Андрей поймал себя на том, что ищет предлог, чтобы встать и уйти. В его чувстве не было ничего неприязненного, лишь привкус досады. Вряд ли стоило распространяться о митинге с кочегарами, да еще с таким пылом.

В тот же день Тарасов, приехав в Управление, пожаловался Виктору на Лобанова. Кто дал право этому тра-та-та хозяйничать на станции? Директор я или не директор? Тарасов бушевал, грозился пойти к главному инженеру.

Виктор прищурился:

— Брось. Ты не прав. Скажи мне спасибо, что Лобанов не пошел к главному. Автоматику, мой милый, надо внедрять. Тебе всыпали бы по первое число. А так можешь написать в отчете — автоматика внедрена. И получишь благодарность.

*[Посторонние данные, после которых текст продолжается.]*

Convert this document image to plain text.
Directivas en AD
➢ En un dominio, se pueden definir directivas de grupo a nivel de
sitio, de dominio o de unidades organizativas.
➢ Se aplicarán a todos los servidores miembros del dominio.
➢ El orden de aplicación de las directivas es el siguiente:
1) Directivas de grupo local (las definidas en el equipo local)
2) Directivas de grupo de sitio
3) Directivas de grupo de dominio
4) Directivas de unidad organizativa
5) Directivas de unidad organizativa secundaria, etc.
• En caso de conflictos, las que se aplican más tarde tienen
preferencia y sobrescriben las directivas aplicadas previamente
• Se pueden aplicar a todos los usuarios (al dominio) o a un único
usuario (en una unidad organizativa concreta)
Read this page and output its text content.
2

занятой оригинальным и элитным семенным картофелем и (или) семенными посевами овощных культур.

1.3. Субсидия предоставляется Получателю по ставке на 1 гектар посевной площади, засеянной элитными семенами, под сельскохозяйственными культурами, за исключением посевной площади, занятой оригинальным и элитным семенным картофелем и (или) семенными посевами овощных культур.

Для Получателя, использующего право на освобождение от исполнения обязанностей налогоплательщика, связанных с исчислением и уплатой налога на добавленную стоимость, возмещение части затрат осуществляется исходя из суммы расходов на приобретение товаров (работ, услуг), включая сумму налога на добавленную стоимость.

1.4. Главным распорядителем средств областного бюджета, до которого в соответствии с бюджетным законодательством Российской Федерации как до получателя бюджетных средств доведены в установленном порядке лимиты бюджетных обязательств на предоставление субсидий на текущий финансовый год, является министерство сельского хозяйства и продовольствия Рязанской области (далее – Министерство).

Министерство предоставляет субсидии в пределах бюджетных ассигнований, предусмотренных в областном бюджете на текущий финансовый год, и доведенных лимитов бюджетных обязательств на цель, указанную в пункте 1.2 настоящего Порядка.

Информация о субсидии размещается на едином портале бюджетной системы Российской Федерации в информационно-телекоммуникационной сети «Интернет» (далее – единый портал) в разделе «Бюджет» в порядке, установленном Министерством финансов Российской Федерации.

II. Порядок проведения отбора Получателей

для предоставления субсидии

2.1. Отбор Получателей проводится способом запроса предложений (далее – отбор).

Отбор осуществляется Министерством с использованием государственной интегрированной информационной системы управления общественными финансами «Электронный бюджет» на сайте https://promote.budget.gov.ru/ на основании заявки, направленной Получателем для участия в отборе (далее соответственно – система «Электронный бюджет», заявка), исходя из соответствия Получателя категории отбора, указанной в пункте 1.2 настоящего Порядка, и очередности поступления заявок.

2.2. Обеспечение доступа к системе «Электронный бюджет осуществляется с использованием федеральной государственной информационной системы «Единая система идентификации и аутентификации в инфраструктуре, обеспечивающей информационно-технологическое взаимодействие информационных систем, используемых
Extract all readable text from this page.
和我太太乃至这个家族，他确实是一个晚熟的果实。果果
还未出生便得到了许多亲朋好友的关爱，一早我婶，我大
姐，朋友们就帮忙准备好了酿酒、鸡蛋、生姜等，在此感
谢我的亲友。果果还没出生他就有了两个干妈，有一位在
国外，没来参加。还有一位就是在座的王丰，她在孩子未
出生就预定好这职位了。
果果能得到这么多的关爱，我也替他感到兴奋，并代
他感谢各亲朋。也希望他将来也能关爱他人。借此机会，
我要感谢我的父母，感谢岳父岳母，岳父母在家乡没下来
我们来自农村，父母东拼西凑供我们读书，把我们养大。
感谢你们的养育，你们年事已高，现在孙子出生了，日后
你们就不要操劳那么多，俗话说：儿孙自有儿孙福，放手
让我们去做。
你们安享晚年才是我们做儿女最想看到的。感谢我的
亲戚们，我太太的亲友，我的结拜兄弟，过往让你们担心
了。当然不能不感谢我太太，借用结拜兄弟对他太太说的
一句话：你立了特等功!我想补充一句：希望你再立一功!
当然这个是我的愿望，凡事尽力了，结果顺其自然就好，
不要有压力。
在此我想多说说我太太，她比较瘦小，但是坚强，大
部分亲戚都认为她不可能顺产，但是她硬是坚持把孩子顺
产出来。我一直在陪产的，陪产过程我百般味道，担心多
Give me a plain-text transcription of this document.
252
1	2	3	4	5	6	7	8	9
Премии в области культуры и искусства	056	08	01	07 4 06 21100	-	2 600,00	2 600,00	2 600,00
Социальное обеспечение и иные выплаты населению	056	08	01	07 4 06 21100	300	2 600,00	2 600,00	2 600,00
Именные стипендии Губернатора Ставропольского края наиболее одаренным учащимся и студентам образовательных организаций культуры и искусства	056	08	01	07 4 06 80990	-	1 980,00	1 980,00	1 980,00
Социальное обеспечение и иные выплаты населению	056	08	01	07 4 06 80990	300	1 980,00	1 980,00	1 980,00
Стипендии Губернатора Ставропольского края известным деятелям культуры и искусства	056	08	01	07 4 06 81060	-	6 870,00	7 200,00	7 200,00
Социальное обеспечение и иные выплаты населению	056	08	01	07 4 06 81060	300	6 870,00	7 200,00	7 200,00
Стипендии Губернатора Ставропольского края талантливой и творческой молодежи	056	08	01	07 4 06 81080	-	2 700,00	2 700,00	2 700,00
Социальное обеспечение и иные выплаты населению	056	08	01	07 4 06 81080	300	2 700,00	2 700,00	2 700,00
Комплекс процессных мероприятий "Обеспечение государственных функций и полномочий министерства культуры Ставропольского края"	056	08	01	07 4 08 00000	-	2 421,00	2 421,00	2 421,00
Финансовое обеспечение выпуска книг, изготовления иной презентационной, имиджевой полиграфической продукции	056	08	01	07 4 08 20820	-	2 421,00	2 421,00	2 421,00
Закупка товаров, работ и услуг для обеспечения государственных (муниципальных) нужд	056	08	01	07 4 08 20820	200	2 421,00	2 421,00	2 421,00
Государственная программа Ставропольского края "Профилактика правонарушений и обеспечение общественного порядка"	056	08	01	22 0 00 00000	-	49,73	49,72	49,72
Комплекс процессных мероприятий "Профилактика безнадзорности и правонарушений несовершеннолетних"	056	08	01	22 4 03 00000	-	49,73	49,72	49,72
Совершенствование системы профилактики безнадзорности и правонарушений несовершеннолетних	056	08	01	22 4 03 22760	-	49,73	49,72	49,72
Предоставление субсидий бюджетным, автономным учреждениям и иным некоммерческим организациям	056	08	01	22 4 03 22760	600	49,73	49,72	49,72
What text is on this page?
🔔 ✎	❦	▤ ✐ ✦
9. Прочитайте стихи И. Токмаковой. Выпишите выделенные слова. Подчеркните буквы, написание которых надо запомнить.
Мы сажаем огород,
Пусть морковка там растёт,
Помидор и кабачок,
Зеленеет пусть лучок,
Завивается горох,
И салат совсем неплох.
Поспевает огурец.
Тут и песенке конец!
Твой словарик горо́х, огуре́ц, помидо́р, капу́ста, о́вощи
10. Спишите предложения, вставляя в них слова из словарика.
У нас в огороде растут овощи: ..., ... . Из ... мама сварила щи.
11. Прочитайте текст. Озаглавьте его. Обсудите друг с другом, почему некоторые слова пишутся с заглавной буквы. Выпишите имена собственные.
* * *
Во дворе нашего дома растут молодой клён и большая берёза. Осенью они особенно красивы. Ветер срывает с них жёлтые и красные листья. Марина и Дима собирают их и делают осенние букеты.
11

Некоторое время Виктор еще пытался соблюдать обязанности опекуна по отношению к Андрею. Он убеждал его заниматься своим локатором и оставить в покое станции.

Андрей твердил:

— Я не могу быть невеждой, я обнаружил, что многому недоучился. Пока я корпел над диссертацией, техника ушла далеко вперед. Я должен изучить производство.

— Если бы ты изучал. Беда в том, что ты лезешь не в свои дела.

Оба они делали теперь над собой усилие, чтобы сохранить прежний дружеский тон. Это удавалось им все хуже. При встречах они испытывали принужденность. Андрей старался преодолеть это необычное для него чувство и никак не мог.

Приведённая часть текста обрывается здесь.